The extremities are really where you need to focus. On my feet I wear polypropylene socks under wool and then I put on pac-style boots with liners that are absolutely dry because I keep them on one of those boot dryers overnight. If it's really cold I take a pair of chemical toe-warmers with the adhesive backing and stick them on the bottom of my toes before slipping them in the boot. Since I started doing that, cold feet are a thing of the past.

For my hands I like to wear a wool military glove underneath a fleece glove you can buy at a clothing store. That combination is extremely quiet and that's important. I've yet to find a decent pair of camouflage hunting gloves that keep me warm and aren't noisy. However, I don't depend on the wool/fleece combination to keep my hands warm. I keep them in the insulated pockets of my jacket, or I strap an insulated muff around my waist and keep my hands in that. Again, cold hands are a thing of the past.

For my head, where most of my body heat can be lost, I wear a knit facemask with an insulated ball cap underneath. I like to have the visor over my eyes when looking into the sun. If it's really cold I'll wear two knit facemasks. Another option is one of those pullover neck warmer/head cover combinations. They are fleece, camouflage, adjustable and very warm.

If that's still not enough armor against the cold, I take my Heater Body Suit up in the tree with me. It's like a sleeping bag with an interior harness. I can enclose my arms inside and when a deer comes I can quietly pull the zipper down and the harness keeps the suit up while I slip my arms out and grab my bow. It looks cumbersome, but it works.

If all that is not keeping me warm, I go home and wait for nicer temperatures.


Sometimes, when a bowhunter has an empty tag in his pocket, and not a lot of time to hunt, he resorts to trying to make something happen. That usually means getting together with other bowhunters and making a few drives. We used to do that in the public river bottoms south of Mandan years ago. The local bowhunters had the deer figured out and knew about where they would go when pushed. Some would carry treestands in and set up on escape trails and the rest would line up and drive large expanses of trees and brush.

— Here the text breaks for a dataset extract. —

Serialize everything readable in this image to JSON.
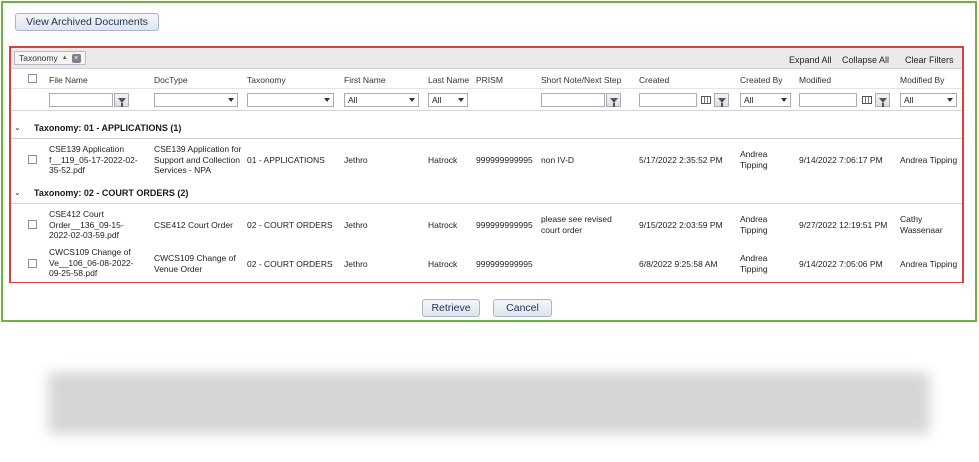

Moving the deer slowly is the trick to this technique. The drivers need to slip along quietly, zig-zag a bit, and generally make bedded whitetails nervous by penetrating their sanctuary. Done correctly, the deer will trot ahead of the drivers, stopping occasionally to make sure the threat is still coming. Once in awhile, a stander would have a deer, whether it was a good buck or a fat doe, come sneaking along and stop right by his stand, presenting a shot. Enough tags got filled by this hunting tactic that it kept everyone doing it. Unfortunately, it also irritated other bowhunters who were trying to hunt from a stand and wait for the deer to move in their natural pattern.

If you and your buddies decide to try a deer drive or two, consider other bowhunters who might be affected. If the situation is right, driving deer just might produce a shot at anything from a juicy yearling to the biggest buck in the county.

It's a special challenge to conquer both the elements and ultra-wary winter whitetails, the spookiest of which are often the does, and do it with a primitive weapon. Bowhunting North Dakota's deer in December and early January isn't for the timid or weak. But it is for the bowhunter who still has a tag and a strong desire to drop the string on a deer before the season passes him by.